Mel Dodge returns to embody an experience well beyond childbirth in Elspeth Tilley’s Happiness is HRT. Confusion over the names of a street and a medical specialist ingeniously allows this woman to take a phone consultation – via a Bluetooth earpiece. A high-performing Project Manager beset with tragicomic symptoms of menopause, she is again unnamed but is married to Darren and has a friend-in-jeopardy called Evelyn Williams.

In the process of sharing her mood swings, the shortfalls in providing effective women’s health are powerfully critiqued. In a performance that would give anyone hot flushes, Dodge is a force to be reckoned with. Yet there is joy in declaring you’re not going to take it any more – even though you will take HRT, despite the expense.

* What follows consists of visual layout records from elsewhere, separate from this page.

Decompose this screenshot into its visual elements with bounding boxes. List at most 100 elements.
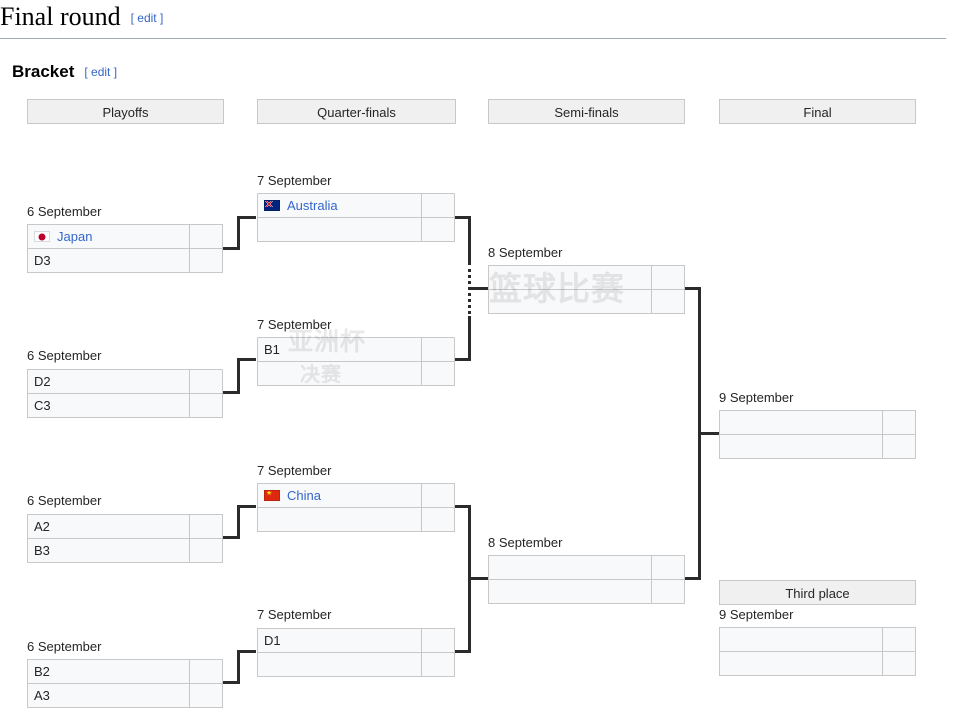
team-cell[interactable]: B3 [27, 538, 190, 563]
round-header-quarter-finals[interactable]: Quarter-finals [257, 99, 456, 124]
table-row[interactable] [257, 507, 455, 532]
team-cell[interactable]: C3 [27, 393, 190, 418]
team-cell[interactable]: D3 [27, 248, 190, 273]
page-title-text: Final round [0, 2, 121, 31]
team-cell[interactable]: China [257, 483, 422, 508]
team-cell[interactable]: A3 [27, 683, 190, 708]
score-cell [883, 651, 916, 676]
score-cell [422, 193, 455, 218]
score-cell [190, 683, 223, 708]
team-cell[interactable] [719, 410, 883, 435]
connector-semi1-in [468, 287, 490, 290]
section-edit-link-label[interactable]: [ edit ] [84, 65, 117, 79]
match-semi2 [488, 555, 685, 604]
match-quarter3: China [257, 483, 455, 532]
score-cell [883, 627, 916, 652]
score-cell [422, 337, 455, 362]
date-quarter1: 7 September [257, 173, 332, 188]
connector-semi1-v-bottom [468, 316, 471, 360]
table-row[interactable] [719, 434, 916, 459]
connector-semi1-v-top [468, 216, 471, 264]
australia-flag-icon [264, 200, 280, 211]
team-name[interactable]: Australia [287, 198, 338, 213]
round-header-third-place[interactable]: Third place [719, 580, 916, 605]
table-row[interactable]: Australia [257, 193, 455, 218]
team-cell[interactable]: D2 [27, 369, 190, 394]
round-header-final[interactable]: Final [719, 99, 916, 124]
table-row[interactable]: B2 [27, 659, 223, 684]
connector-semi2-in [468, 577, 490, 580]
score-cell [190, 538, 223, 563]
table-row[interactable]: B1 [257, 337, 455, 362]
table-row[interactable]: Japan [27, 224, 223, 249]
china-flag-icon [264, 490, 280, 501]
table-row[interactable] [257, 217, 455, 242]
table-row[interactable] [257, 361, 455, 386]
table-row[interactable]: China [257, 483, 455, 508]
team-cell[interactable]: D1 [257, 628, 422, 653]
team-name: D3 [34, 253, 51, 268]
round-header-semi-finals[interactable]: Semi-finals [488, 99, 685, 124]
page-title-edit-link[interactable]: [ edit ] [131, 11, 164, 25]
round-header-final-label: Final [803, 105, 832, 120]
team-cell[interactable]: B1 [257, 337, 422, 362]
date-quarter4: 7 September [257, 607, 332, 622]
table-row[interactable] [719, 410, 916, 435]
match-playoff1: Japan D3 [27, 224, 223, 273]
table-row[interactable] [488, 265, 685, 290]
match-playoff2: D2 C3 [27, 369, 223, 418]
table-row[interactable] [257, 652, 455, 677]
connector-playoff1-v [237, 216, 240, 250]
table-row[interactable]: C3 [27, 393, 223, 418]
table-row[interactable] [488, 555, 685, 580]
table-row[interactable]: D2 [27, 369, 223, 394]
team-cell[interactable] [719, 651, 883, 676]
date-third-place: 9 September [719, 607, 794, 622]
score-cell [190, 369, 223, 394]
team-cell[interactable] [488, 289, 652, 314]
team-cell[interactable] [488, 555, 652, 580]
table-row[interactable] [488, 289, 685, 314]
connector-semi2-out [683, 577, 701, 580]
edit-link-label[interactable]: [ edit ] [131, 11, 164, 25]
round-header-playoffs[interactable]: Playoffs [27, 99, 224, 124]
team-name[interactable]: China [287, 488, 321, 503]
match-final [719, 410, 916, 459]
team-cell[interactable] [257, 507, 422, 532]
table-row[interactable]: A3 [27, 683, 223, 708]
match-quarter1: Australia [257, 193, 455, 242]
team-cell[interactable] [257, 361, 422, 386]
table-row[interactable]: B3 [27, 538, 223, 563]
team-cell[interactable] [719, 627, 883, 652]
team-cell[interactable] [257, 217, 422, 242]
team-cell[interactable] [257, 652, 422, 677]
team-cell[interactable]: A2 [27, 514, 190, 539]
connector-playoff2-v [237, 358, 240, 394]
table-row[interactable] [719, 651, 916, 676]
team-cell[interactable]: B2 [27, 659, 190, 684]
score-cell [190, 659, 223, 684]
section-title-edit-link[interactable]: [ edit ] [84, 65, 117, 79]
team-cell[interactable] [719, 434, 883, 459]
table-row[interactable]: A2 [27, 514, 223, 539]
score-cell [883, 434, 916, 459]
team-cell[interactable] [488, 265, 652, 290]
connector-quarter4-out [453, 650, 471, 653]
team-cell[interactable] [488, 579, 652, 604]
team-name[interactable]: Japan [57, 229, 92, 244]
match-playoff3: A2 B3 [27, 514, 223, 563]
table-row[interactable] [488, 579, 685, 604]
date-semi2: 8 September [488, 535, 563, 550]
connector-quarter3-in [237, 505, 256, 508]
table-row[interactable] [719, 627, 916, 652]
round-header-quarter-finals-label: Quarter-finals [317, 105, 396, 120]
team-cell[interactable]: Japan [27, 224, 190, 249]
connector-playoff3-v [237, 505, 240, 539]
table-row[interactable]: D3 [27, 248, 223, 273]
section-title: Bracket [ edit ] [12, 62, 117, 82]
date-playoff1: 6 September [27, 204, 102, 219]
score-cell [422, 217, 455, 242]
japan-flag-icon [34, 231, 50, 242]
team-cell[interactable]: Australia [257, 193, 422, 218]
table-row[interactable]: D1 [257, 628, 455, 653]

Stevie Hancox-Monk, in a dressing gown, has checked the letter box more than once since the start of the show and now there is something in it! In this delightful interlude – An Unexpected Delivery by Nī Dekkers-Reihana – they share the joy with the audience and raise an intriguing question about the origin of the word for what we are playing with (which some may see as a metaphor for joy).

Now we, in the audience, become Nī Dekkers-Reihana’s unnamed character’s visitor for “a big old debrief” over a cuppa, in Dunno by Stevie Greeks. What unfolds is a poignant sharing of an adult child’s visit to their farmer father. Anyone who is at any point of their te reo Māori journey will relate very strongly to this. Even if you are just increasingly aware of te reo’s resurgence, you will find it enlightening.

In Dekkers-Reihana’s exquisite recreation of the visit, the personal child-father relationship resonates to acknowledge the generational damage inflicted on tangata whenua, their reo and their mana. Beyond the fear and shame they feel, joy is restored in their beautifully rendered waiata.

With Joy, directors Kerryn Palmer and Sally Richards have presided over a profoundly insightful and engaging sextet of memorable encounters. As with many works in the festival – produced by Beth Barclay and Sally Richards – we can only hope they get to play seasons beyond these brief encounters.